To understand the use of NeRF in rendering scene, here we load a trained NeRF model and run the test images for demonstration. You can not run this part if you don't have a save model named "nerf_model.pth"

In [None]:

#load model to estimate density and color at 3D spatial position
model = NerfModel(hidden_dim=256).to(device)
model.load_state_dict(torch.load('../models/nerf_model.pth'))
model.eval()
model.to(device)

hn,hf=2,6
chunk_size=20
for img_index in range(2):
    ray_origins = testing_dataset[img_index * H * W: (img_index + 1) * H * W, :3]
    ray_directions = testing_dataset[img_index * H * W: (img_index + 1) * H * W, 3:6]

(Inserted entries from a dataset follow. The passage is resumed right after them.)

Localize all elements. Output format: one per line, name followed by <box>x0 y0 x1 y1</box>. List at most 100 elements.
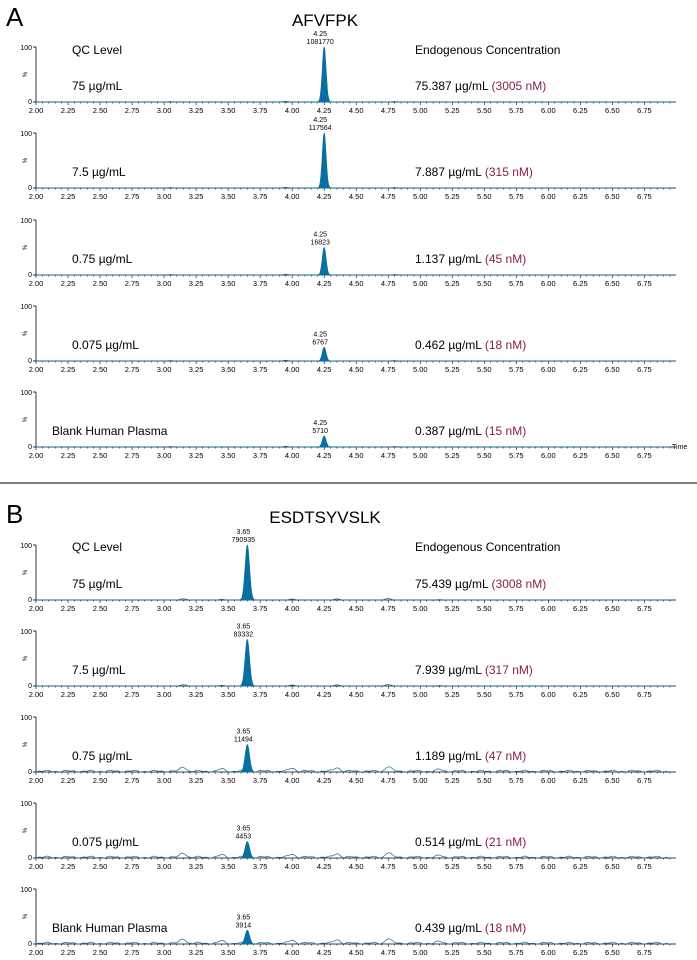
x-tick-label: 4.75 <box>381 106 396 115</box>
x-tick-label: 2.00 <box>29 365 44 374</box>
x-tick-label: 2.50 <box>93 365 108 374</box>
x-tick-label: 5.75 <box>509 690 524 699</box>
x-tick-label: 4.25 <box>317 279 332 288</box>
qc-level-label: 0.75 µg/mL <box>72 749 133 763</box>
x-tick-label: 6.50 <box>605 776 620 785</box>
x-tick-label: 3.50 <box>221 948 236 957</box>
concentration-value: 1.137 µg/mL <box>415 252 485 266</box>
x-tick-label: 4.75 <box>381 862 396 871</box>
qc-level-label: 0.75 µg/mL <box>72 252 133 266</box>
y-tick-label: 100 <box>20 629 32 636</box>
x-tick-label: 3.25 <box>189 451 204 460</box>
trace-baseline <box>36 273 670 276</box>
x-tick-label: 2.75 <box>125 948 140 957</box>
peak-area-label: 16823 <box>310 240 330 247</box>
concentration-value: 0.387 µg/mL <box>415 424 485 438</box>
concentration-value: 1.189 µg/mL <box>415 749 485 763</box>
x-tick-label: 2.25 <box>61 192 76 201</box>
y-axis-label: % <box>23 330 29 336</box>
x-tick-label: 6.75 <box>637 192 652 201</box>
x-tick-label: 2.50 <box>93 862 108 871</box>
concentration-value: 0.514 µg/mL <box>415 835 485 849</box>
x-tick-label: 4.25 <box>317 192 332 201</box>
x-tick-label: 6.50 <box>605 106 620 115</box>
x-tick-label: 3.75 <box>253 948 268 957</box>
x-tick-label: 5.25 <box>445 451 460 460</box>
y-tick-label: 0 <box>28 272 32 279</box>
x-tick-label: 2.00 <box>29 192 44 201</box>
x-tick-label: 5.00 <box>413 690 428 699</box>
y-axis-label: % <box>23 569 29 575</box>
x-tick-label: 4.75 <box>381 192 396 201</box>
peak <box>312 46 336 103</box>
x-tick-label: 3.25 <box>189 862 204 871</box>
x-tick-label: 3.00 <box>157 365 172 374</box>
x-tick-label: 2.75 <box>125 690 140 699</box>
concentration-label: 0.514 µg/mL (21 nM) <box>415 835 526 849</box>
x-tick-label: 4.75 <box>381 365 396 374</box>
trace-panel: 100 0% 2.00 2.25 2.50 2.75 3.00 3.25 3.50 3.75 4.0… <box>20 390 687 460</box>
x-tick-label: 4.75 <box>381 690 396 699</box>
x-tick-label: 5.50 <box>477 776 492 785</box>
x-tick-label: 4.50 <box>349 365 364 374</box>
panel-b: B ESDTSYVSLK QC Level Endogenous Concentrat… <box>6 499 676 957</box>
y-tick-label: 100 <box>20 218 32 225</box>
x-tick-label: 2.00 <box>29 279 44 288</box>
x-tick-label: 6.75 <box>637 604 652 613</box>
x-tick-label: 6.50 <box>605 451 620 460</box>
concentration-value: 75.439 µg/mL <box>415 577 492 591</box>
y-tick-label: 0 <box>28 185 32 192</box>
x-tick-label: 5.00 <box>413 451 428 460</box>
x-tick-label: 5.00 <box>413 776 428 785</box>
concentration-value: 75.387 µg/mL <box>415 79 492 93</box>
x-tick-label: 6.00 <box>541 192 556 201</box>
panel-title: AFVFPK <box>292 11 359 30</box>
x-tick-label: 2.50 <box>93 279 108 288</box>
concentration-label: 7.939 µg/mL (317 nM) <box>415 663 533 677</box>
x-tick-label: 4.00 <box>285 776 300 785</box>
qc-level-label: 7.5 µg/mL <box>72 165 126 179</box>
x-tick-label: 6.25 <box>573 948 588 957</box>
x-tick-label: 5.75 <box>509 279 524 288</box>
y-axis-label: % <box>23 157 29 163</box>
molar-concentration: (317 nM) <box>485 663 533 677</box>
x-tick-label: 6.00 <box>541 106 556 115</box>
trace-baseline <box>35 938 671 945</box>
molar-concentration: (18 nM) <box>485 921 526 935</box>
x-tick-label: 2.00 <box>29 451 44 460</box>
molar-concentration: (3008 nM) <box>492 577 547 591</box>
x-tick-label: 3.25 <box>189 690 204 699</box>
peak <box>233 744 261 773</box>
x-tick-label: 5.00 <box>413 106 428 115</box>
x-tick-label: 2.00 <box>29 862 44 871</box>
x-tick-label: 3.00 <box>157 690 172 699</box>
x-tick-label: 3.75 <box>253 451 268 460</box>
x-tick-label: 4.25 <box>317 106 332 115</box>
x-tick-label: 5.75 <box>509 192 524 201</box>
qc-level-header: QC Level <box>72 43 122 57</box>
x-tick-label: 6.25 <box>573 192 588 201</box>
x-tick-label: 4.50 <box>349 279 364 288</box>
x-tick-label: 4.00 <box>285 451 300 460</box>
peak-area-label: 6767 <box>312 339 328 346</box>
x-tick-label: 3.50 <box>221 776 236 785</box>
y-tick-label: 100 <box>20 131 32 138</box>
x-tick-label: 3.75 <box>253 776 268 785</box>
peak <box>312 346 336 362</box>
molar-concentration: (18 nM) <box>485 338 526 352</box>
x-tick-label: 4.25 <box>317 604 332 613</box>
x-tick-label: 5.50 <box>477 192 492 201</box>
peak-rt-label: 3.65 <box>237 826 251 833</box>
x-tick-label: 5.25 <box>445 106 460 115</box>
x-axis-label: Time <box>672 444 687 451</box>
y-tick-label: 100 <box>20 543 32 550</box>
x-tick-label: 3.50 <box>221 604 236 613</box>
peak-area-label: 83332 <box>234 631 254 638</box>
x-tick-label: 3.50 <box>221 106 236 115</box>
y-tick-label: 0 <box>28 683 32 690</box>
trace-baseline <box>36 359 670 362</box>
peak-area-label: 5710 <box>312 428 328 435</box>
trace-panel: 100 0% 2.00 2.25 2.50 2.75 3.00 3.25 3.50 3.75 4.0… <box>20 117 676 201</box>
x-tick-label: 5.00 <box>413 862 428 871</box>
x-tick-label: 3.50 <box>221 451 236 460</box>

    px_values = []   # list of regenerated pixel values
    for i in range(int(np.ceil(H / chunk_size))):   # iterate over chunks
        ray_origins_ = ray_origins[i * W * chunk_size: (i + 1) * W * chunk_size].to(device)
        ray_directions_ = ray_directions[i * W * chunk_size: (i + 1) * W * chunk_size].to(device)
        px_values.append(render_rays(model, ray_origins_, ray_directions_,
                                     hn=hn, hf=hf, nb_bins=nb_bins))
    img = torch.cat(px_values).data.cpu().numpy().reshape(H, W, 3)
    img = (img.clip(0, 1)*255.).astype(np.uint8)
    img_rendered = Image.fromarray(img)


    # Ground truth image from testing_dataset
    img_gt = testing_dataset[img_index * H * W : (img_index + 1) * H * W, 6:]
    img_gt = img_gt.reshape(H, W, 3)

    fig, axes = plt.subplots(1, 2, figsize=(12, 6))
    axes[0].imshow(img_rendered)
    axes[0].set_title("Rendered Image")
    axes[0].axis('off')

    axes[1].imshow(img_gt)
    axes[1].set_title("Ground Truth Image")
    axes[1].axis('off')

    plt.show()

In [None]:
# TODO Visualization
# -------------------
# Instructions:
# - After training, visualize some generated images.